Even worse, these 32 writes will widely spread across memory. Writes to DRAM on a GPU come in 128-byte transactions, and if all 32 threads write to the same 128-byte block of memory, the writes can be “coalesced” into a single transaction. But if each thread writes to multiples of a different prime, the chip will be forced to handle 32 different transactions of 128 bytes each.

And finally, to protect against race conditions (what if two different prime threads try to write to the same spot at the same time?) we’ll need to use atomic operations – introducing further inefficiency.

Empirically, switching from “one $x$ per thread” trial division to “one prime per thread” sieving leads to a substantial (5-10x) slowdown in the search phase.

A more efficient solution

A hybrid approach, a sort of “data-local sieving,” turns out to give the best of both worlds.

A block of threads collaboratively loads a number of $x$ values (1024 values works well) into high-bandwidth shared memory.
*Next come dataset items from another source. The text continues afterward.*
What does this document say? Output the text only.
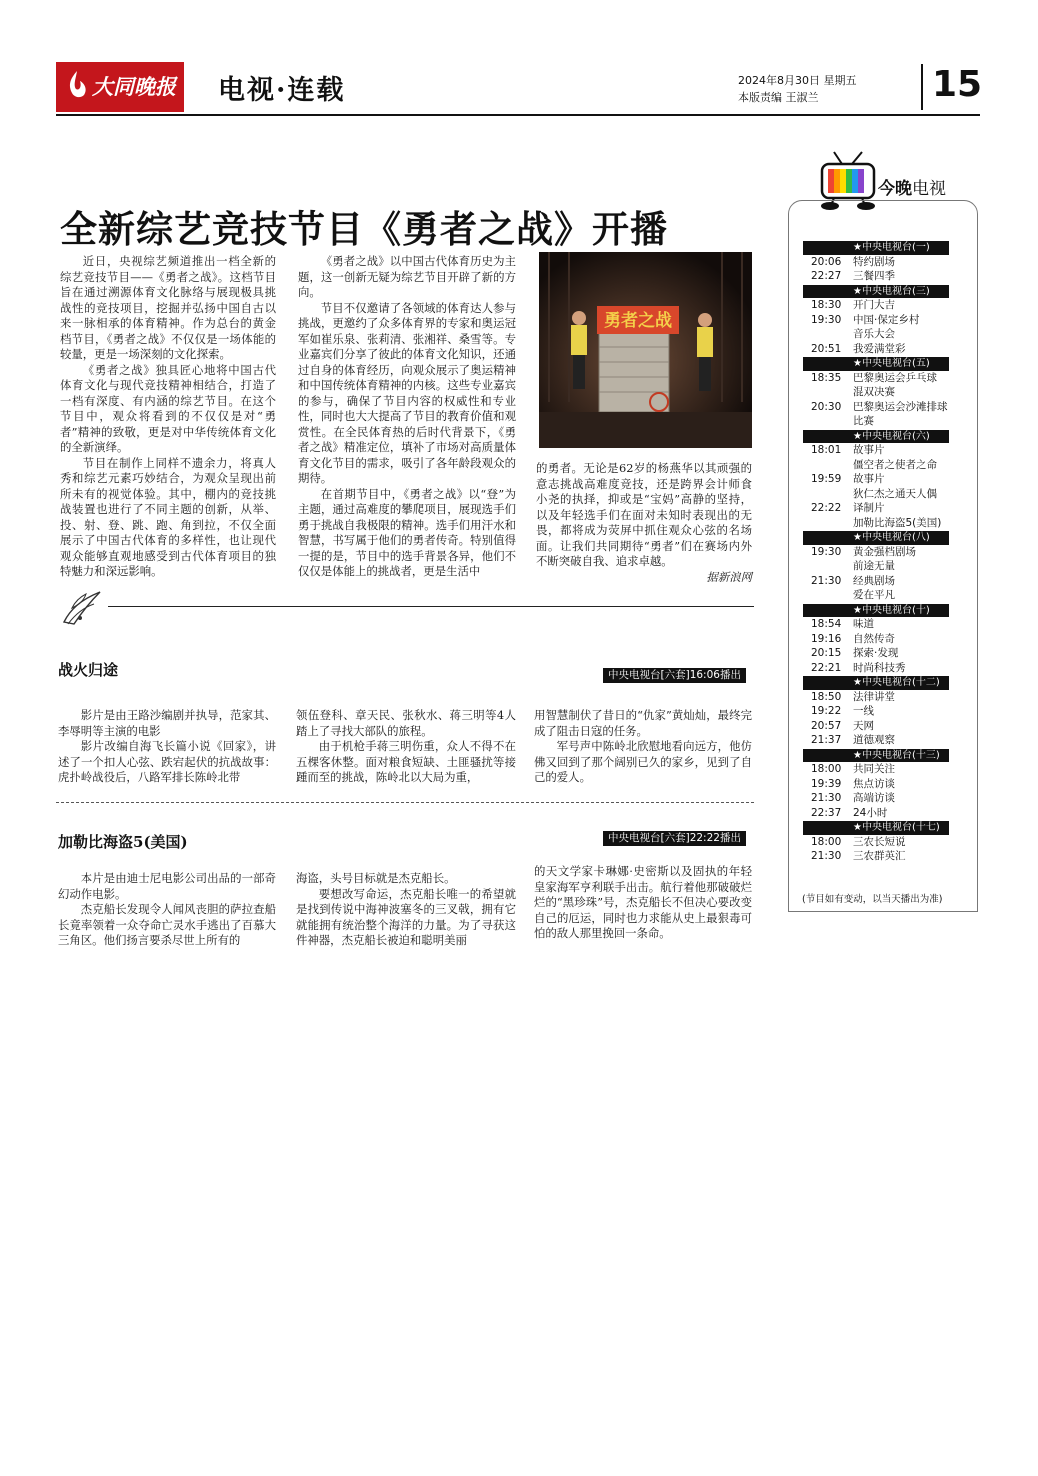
大同晚报 电视·连载	2024年8月30日 星期五
本版责编 王淑兰	15
全新综艺竞技节目《勇者之战》开播

近日，央视综艺频道推出一档全新的综艺竞技节目——《勇者之战》。这档节目旨在通过溯源体育文化脉络与展现极具挑战性的竞技项目，挖掘并弘扬中国自古以来一脉相承的体育精神。作为总台的黄金档节目，《勇者之战》不仅仅是一场体能的较量，更是一场深刻的文化探索。

《勇者之战》独具匠心地将中国古代体育文化与现代竞技精神相结合，打造了一档有深度、有内涵的综艺节目。在这个节目中，观众将看到的不仅仅是对“勇者”精神的致敬，更是对中华传统体育文化的全新演绎。

节目在制作上同样不遗余力，将真人秀和综艺元素巧妙结合，为观众呈现出前所未有的视觉体验。其中，棚内的竞技挑战装置也进行了不同主题的创新，从举、投、射、登、跳、跑、角到拉，不仅全面展示了中国古代体育的多样性，也让现代观众能够直观地感受到古代体育项目的独特魅力和深远影响。

《勇者之战》以中国古代体育历史为主题，这一创新无疑为综艺节目开辟了新的方向。

节目不仅邀请了各领域的体育达人参与挑战，更邀约了众多体育界的专家和奥运冠军如崔乐泉、张莉清、张湘祥、桑雪等。专业嘉宾们分享了彼此的体育文化知识，还通过自身的体育经历，向观众展示了奥运精神和中国传统体育精神的内核。这些专业嘉宾的参与，确保了节目内容的权威性和专业性，同时也大大提高了节目的教育价值和观赏性。在全民体育热的后时代背景下，《勇者之战》精准定位，填补了市场对高质量体育文化节目的需求，吸引了各年龄段观众的期待。

在首期节目中，《勇者之战》以“登”为主题，通过高难度的攀爬项目，展现选手们勇于挑战自我极限的精神。选手们用汗水和智慧，书写属于他们的勇者传奇。特别值得一提的是，节目中的选手背景各异，他们不仅仅是体能上的挑战者，更是生活中

勇者之战
的勇者。无论是62岁的杨燕华以其顽强的意志挑战高难度竞技，还是跨界会计师食小尧的执择，抑或是“宝妈”高静的坚持，以及年轻选手们在面对未知时表现出的无畏，都将成为荧屏中抓住观众心弦的名场面。让我们共同期待“勇者”们在赛场内外不断突破自我、追求卓越。
据新浪网
战火归途	中央电视台[六套]16:06播出

影片是由王路沙编剧并执导，范家其、李辱明等主演的电影

影片改编自海飞长篇小说《回家》，讲述了一个扣人心弦、跌宕起伏的抗战故事：虎扑岭战役后，八路军排长陈岭北带

领伍登科、章天民、张秋水、蒋三明等4人踏上了寻找大部队的旅程。

由于机枪手蒋三明伤重，众人不得不在五棵客休整。面对粮食短缺、土匪骚扰等接踵而至的挑战，陈岭北以大局为重，

用智慧制伏了昔日的“仇家”黄灿灿，最终完成了阻击日寇的任务。

军号声中陈岭北欣慰地看向远方，他仿佛又回到了那个阔别已久的家乡，见到了自己的爱人。

加勒比海盗5(美国)	中央电视台[六套]22:22播出

本片是由迪士尼电影公司出品的一部奇幻动作电影。

杰克船长发现令人闻风丧胆的萨拉查船长竟率领着一众夺命亡灵水手逃出了百慕大三角区。他们扬言要杀尽世上所有的

海盗，头号目标就是杰克船长。

要想改写命运，杰克船长唯一的希望就是找到传说中海神波塞冬的三叉戟，拥有它就能拥有统治整个海洋的力量。为了寻获这件神器，杰克船长被迫和聪明美丽

的天文学家卡琳娜·史密斯以及固执的年轻皇家海军亨利联手出击。航行着他那破破烂烂的“黑珍珠”号，杰克船长不但决心要改变自己的厄运，同时也力求能从史上最狠毒可怕的敌人那里挽回一条命。
今晚电视
★中央电视台(一)
20:06 特约剧场
22:27 三餐四季
★中央电视台(三)
18:30 开门大吉
19:30 中国·保定乡村
音乐大会
20:51 我爱满堂彩
★中央电视台(五)
18:35 巴黎奥运会乒乓球
混双决赛
20:30 巴黎奥运会沙滩排球
比赛
★中央电视台(六)
18:01 故事片
僵空者之使者之命
19:59 故事片
狄仁杰之通天人偶
22:22 译制片
加勒比海盗5(美国)
★中央电视台(八)
19:30 黄金强档剧场
前途无量
21:30 经典剧场
爱在平凡
★中央电视台(十)
18:54 味道
19:16 自然传奇
20:15 探索·发现
22:21 时尚科技秀
★中央电视台(十二)
18:50 法律讲堂
19:22 一线
20:57 天网
21:37 道德观察
★中央电视台(十三)
18:00 共同关注
19:39 焦点访谈
21:30 高端访谈
22:37 24小时
★中央电视台(十七)
18:00 三农长短说
21:30 三农群英汇
(节目如有变动，以当天播出为准)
Once the values have been loaded, the threads will run the sieving procedure on these 1024 values.

// load 1024 x values into shared memory

for (int p_idx = threadIdx.x; p_idx < n_primes; p_idx += blockDim.x) {
    int p = primes[p_idx];
    // x_start = first multiple of p in this interval
    for (int x = x_start; x < x_end; x += p) {
        // label x as a multiple of p
    }
}

// write those 1024 x values back into global memory

As far as memory is concerned, this approach requires only one DRAM read and one write per $x$. Clearly this is best possible.

As for computation, we keep most of the benefits of sieving. Remember: the total computation per prime $p$ is num_x with the naive algorithm, versus $num_x / p$ with sieving – so sieving gives a factor of $p$ savings. This algorithm processes 1024 values of $x$ at a cost of \[ 1 + 1024 / p: \] the initial calculation of x_start is required once, but the inner loop strides through the $x$ values in steps of $p$. The total cost for all $num_x$ values is \[ num_x \left ( \frac{1}{1024} + \frac{1}{p} \right ). \] In words:

When $p < 1024$, the algorithm is almost as compute-efficient as sieving.
When $p > 1024$, the algorithm is 1024 times faster than the naive algorithm. That’s pretty good.

One more note: From experiments, it turns out to be most efficient to run the naive algorithm for very small primes ($p < 32$), and then switch to this hybrid memory-local sieve for $p > 32$.

What’s next?

We’ve done some pretty good optimizations on the search phase. Next I want to see what we can do about:

solve, and
preprocessing.

The solve phase involves row-reducing a binary matrix. It’s not the most natural candidate for parallelization – too much memory interaction between rows – but I’m doing some experiments to see if I can get speedup on a GPU.

The preprocessing phase is also surprisingly time-consuming (~20 sec for a 192-bit $N$). Here again there is room to optimize by factoring out some parallelization-friendly parts for execution on GPU.